10/06/17
It’s the aftermath of the general election. The Conservative party is reeling after losing its majority. Jeremy Corbyn is feeling smug after his enormous late surge. I’m feeling anxious (surprise!) and uncertain. I’m glad the left has done so well, but they still aren’t in a position to form a government. On the News Quiz somebody said that Jeremy Corbyn resoundingly proved wrong all those people who said he couldn’t win an election, without actually winning an election.
I’m cautious in my celebration of this quasi-success. Of course, I applaud much of the Labour manifesto, but there is still much I don’t approve of in Jeremy Corbyn. His apparent support for the more extreme end of the Ulster republicanism is clearly unacceptable. It also highlights exactly my problem with his brand of Labourite socialism: he seems such an old curmudgeon, fixed in a rigid mind-set of outdated Marxist binary oppositions. He has the typical English educated sense of superiority which makes him impose these structures onto everything he sees. He sees the IRA as opposing and challenging the suffocating British establishment, so he assumes they share his Bohemian socialist-libertarian values and beliefs of multi-culturalism and inclusion. If you point out that the IRA are the death squads of xenophobic and oppressive fascistic nationalist dogma, he brushes you off with an entitled disdain: he must know best because he is English. This imposition of his reading onto my country is a form of imperialism.
And this attitude extends to his other policies and beliefs, such as defence. He is, no doubt, a man of principle, but that isn’t the only qualification for running a country. He’s a great back bencher who holds the front-bench to account, and he’s re-set the Labour agenda wonderfully, focussing on some issues of social equality and justice that his party had lost sight of.
However, I am deeply suspicious of the very concept of “class” which underlines pretty much all British political thinking. It seems to be simply a way of “othering” people you don’t like and then dismissing them.
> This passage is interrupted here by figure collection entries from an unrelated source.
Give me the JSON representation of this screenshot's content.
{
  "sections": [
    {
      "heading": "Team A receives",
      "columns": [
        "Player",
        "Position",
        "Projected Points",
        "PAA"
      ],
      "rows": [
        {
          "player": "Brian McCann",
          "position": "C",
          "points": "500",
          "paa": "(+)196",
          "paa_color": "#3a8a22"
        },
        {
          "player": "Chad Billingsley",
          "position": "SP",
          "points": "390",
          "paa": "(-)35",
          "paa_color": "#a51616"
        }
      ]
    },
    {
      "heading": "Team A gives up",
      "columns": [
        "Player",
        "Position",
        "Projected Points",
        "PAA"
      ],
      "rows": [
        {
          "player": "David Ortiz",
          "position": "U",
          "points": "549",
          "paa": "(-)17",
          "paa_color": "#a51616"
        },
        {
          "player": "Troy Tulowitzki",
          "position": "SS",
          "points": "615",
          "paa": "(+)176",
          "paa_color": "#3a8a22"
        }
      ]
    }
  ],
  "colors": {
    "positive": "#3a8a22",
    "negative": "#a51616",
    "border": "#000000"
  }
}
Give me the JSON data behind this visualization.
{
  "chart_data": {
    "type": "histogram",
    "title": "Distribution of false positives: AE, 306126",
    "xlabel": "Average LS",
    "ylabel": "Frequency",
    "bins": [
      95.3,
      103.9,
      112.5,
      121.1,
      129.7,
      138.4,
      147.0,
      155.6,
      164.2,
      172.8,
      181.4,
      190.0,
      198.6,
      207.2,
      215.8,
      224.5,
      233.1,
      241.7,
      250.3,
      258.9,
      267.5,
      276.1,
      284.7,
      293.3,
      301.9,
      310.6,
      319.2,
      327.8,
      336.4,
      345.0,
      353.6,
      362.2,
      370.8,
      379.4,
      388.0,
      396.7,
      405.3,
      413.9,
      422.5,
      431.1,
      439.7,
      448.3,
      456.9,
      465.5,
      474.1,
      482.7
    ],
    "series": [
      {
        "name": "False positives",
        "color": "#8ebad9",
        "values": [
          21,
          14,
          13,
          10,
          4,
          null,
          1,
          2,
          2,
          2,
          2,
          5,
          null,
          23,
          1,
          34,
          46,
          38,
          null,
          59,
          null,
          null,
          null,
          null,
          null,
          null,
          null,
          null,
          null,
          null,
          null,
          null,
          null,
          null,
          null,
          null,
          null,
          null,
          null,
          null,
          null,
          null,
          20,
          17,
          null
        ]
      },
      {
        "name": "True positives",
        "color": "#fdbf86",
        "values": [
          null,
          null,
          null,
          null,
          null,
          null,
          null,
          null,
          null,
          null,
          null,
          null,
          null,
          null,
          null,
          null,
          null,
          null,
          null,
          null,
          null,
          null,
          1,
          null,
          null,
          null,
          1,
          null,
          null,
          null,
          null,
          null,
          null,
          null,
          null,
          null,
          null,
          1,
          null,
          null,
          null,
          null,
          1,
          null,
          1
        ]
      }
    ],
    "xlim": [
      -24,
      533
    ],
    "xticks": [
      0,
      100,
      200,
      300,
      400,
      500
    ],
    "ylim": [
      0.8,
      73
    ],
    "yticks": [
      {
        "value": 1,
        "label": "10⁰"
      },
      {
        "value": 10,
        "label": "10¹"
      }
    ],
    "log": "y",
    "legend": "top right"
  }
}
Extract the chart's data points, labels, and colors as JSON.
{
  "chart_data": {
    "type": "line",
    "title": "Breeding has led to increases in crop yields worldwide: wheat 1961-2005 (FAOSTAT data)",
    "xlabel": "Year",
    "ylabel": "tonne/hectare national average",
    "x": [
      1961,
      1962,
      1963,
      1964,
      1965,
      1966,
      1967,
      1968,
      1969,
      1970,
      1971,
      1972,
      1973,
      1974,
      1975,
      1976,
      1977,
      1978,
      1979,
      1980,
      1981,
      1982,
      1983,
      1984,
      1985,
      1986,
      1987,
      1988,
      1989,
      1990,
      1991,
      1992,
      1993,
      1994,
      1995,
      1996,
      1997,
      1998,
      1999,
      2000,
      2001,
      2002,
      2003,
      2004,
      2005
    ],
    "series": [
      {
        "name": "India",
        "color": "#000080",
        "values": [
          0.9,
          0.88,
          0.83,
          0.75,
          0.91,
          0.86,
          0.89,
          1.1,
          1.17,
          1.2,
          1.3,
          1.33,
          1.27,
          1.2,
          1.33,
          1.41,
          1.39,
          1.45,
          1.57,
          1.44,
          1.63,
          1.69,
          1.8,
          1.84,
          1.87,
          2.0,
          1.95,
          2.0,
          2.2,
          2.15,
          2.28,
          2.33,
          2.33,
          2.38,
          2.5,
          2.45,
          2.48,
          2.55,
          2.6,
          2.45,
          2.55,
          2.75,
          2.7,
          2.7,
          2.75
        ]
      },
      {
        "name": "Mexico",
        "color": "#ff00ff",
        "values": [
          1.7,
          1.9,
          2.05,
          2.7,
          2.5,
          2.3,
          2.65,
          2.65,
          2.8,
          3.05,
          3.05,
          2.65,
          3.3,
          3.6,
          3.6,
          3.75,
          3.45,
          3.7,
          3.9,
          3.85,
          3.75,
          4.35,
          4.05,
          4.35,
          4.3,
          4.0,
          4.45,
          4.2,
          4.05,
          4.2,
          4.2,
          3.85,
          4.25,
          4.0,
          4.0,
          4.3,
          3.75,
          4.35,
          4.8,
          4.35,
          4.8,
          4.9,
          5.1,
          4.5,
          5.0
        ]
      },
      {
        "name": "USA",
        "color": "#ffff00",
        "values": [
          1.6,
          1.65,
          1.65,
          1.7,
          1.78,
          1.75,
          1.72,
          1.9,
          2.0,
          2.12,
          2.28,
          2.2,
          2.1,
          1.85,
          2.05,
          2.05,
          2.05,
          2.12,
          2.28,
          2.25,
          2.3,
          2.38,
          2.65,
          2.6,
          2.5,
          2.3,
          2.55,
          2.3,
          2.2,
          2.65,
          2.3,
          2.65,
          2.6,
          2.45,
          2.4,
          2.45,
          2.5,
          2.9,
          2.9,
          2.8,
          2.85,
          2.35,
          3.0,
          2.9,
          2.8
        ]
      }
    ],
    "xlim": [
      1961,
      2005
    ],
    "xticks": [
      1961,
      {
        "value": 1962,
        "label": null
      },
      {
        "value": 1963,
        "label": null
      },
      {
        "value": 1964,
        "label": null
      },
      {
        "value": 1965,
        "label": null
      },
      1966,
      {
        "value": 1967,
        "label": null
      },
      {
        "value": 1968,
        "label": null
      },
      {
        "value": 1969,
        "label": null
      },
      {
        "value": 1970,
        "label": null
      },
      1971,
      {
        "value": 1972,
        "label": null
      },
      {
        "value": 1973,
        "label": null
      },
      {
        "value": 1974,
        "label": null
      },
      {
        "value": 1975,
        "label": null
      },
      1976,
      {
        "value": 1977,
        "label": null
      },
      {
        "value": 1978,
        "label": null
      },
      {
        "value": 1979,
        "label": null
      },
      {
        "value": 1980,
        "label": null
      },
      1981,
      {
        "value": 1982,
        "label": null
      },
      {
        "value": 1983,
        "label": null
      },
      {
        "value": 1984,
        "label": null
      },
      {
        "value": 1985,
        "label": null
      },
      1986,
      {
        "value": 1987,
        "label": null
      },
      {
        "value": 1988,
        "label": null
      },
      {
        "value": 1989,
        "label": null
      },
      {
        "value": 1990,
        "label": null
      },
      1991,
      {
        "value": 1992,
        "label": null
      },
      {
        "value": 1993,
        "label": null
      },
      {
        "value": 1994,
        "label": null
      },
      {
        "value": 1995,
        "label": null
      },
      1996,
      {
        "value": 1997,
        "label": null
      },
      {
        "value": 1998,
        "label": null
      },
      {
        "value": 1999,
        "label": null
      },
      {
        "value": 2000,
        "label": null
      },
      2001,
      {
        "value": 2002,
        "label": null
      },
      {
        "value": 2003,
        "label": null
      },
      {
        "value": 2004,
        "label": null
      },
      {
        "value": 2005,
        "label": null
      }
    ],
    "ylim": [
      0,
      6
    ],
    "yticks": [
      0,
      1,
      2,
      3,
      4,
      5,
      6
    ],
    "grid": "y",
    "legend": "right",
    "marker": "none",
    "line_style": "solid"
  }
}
No individual could possibly resemble the grotesque parody that class is, with its vast portfolio of characteristics. Class, like the divide between “left” and “right” is made up of vast, clumsy generalisations, far too unwieldy to be useful at all. As an exercise, I think we should all try to avoid any terms that refer to class. I bet we could still say and think everything we wanted, without having to resort to prejudice and stereotyping.
I’m also deeply suspicious of the internet, which Corbyn seems to have utilised so well in mobilising the youth vote. Social media is pernicious and malign, eroding pretty much everything I value. It lends itself not to reasoned debate but to thoughtless, emotional rabble-rousing and firebrand rhetoric. If the Corbynistas have managed to harness this nasty, snarling dark energy in the service of good, then this is only by luck – look at Brexit – the same forces will be lynching Jewish people or burning books tomorrow.
I guess I don’t like tribalism, even the modern, digital, self-determining tribalism of the internet. I’d prefer a society of included individuals with the flexibility to hold individual positions on all sorts of issues. I guess this is why I’m also suspicious of the new LGBT movement. It seems to me that we have been pedalled a very rigid binary concept of gender and sexuality: boys wear blue and girls wear pink. When my daughter was, perhaps, six, she picked a blue bike at the bike shop and was told by a bewildered shop assistant that the girls bikes were over there and were pink. If you are uncomfortable with, or bad at enacting, this stereotype, you are encouraged to be yourself by having years of painful and traumatic invasive surgery to create a botched approximation of the opposite, un-natural stereotype, no doubt generating much wealth for somebody along the way. Why not just let people work out their own likes and dislike, secure in the knowledge that whatever they decide they will be accepted?
Similarly, the term “LGBT community” fills me with foreboding. On the one hand this title has become so inclusive (LGBTI+), that it includes pretty much everybody other than self-proclaimed bigots. On the other, it is fundamentally not inclusive: it is a separate community, a ghetto. The term divides us up into tribes, us and them, and nicely highlights who “they” are. First you usher “them” into their very own ghetto and then, one dark night, you can burn it down.
Finally, this tribalism leads to the appalling two-party confrontational nature of British parliamentary politics, where Jeremy Corbyn can point out, jeeringly, that Theresa May is adopting his party’s policies, and then oppose them because they were proposed by the Conservatives. My solution is to make it illegal for politicians to be members of a political party. Political parties would become lobby groups who could support M.P.s and instruct their members to vote for particular candidates, but the MPs themselves would campaign individually in their constituencies and be elected as individuals to represent them. On entering the house, each new body of MPs would vote for who was to be prime-minister, home secretary and so on. Only at this point would the incumbent administration stand down. This would allow parliament to return to the idea of being a group that works collaboratively to administer the state’s powers and solve its problems, searching for mutual solutions and reaching compromises.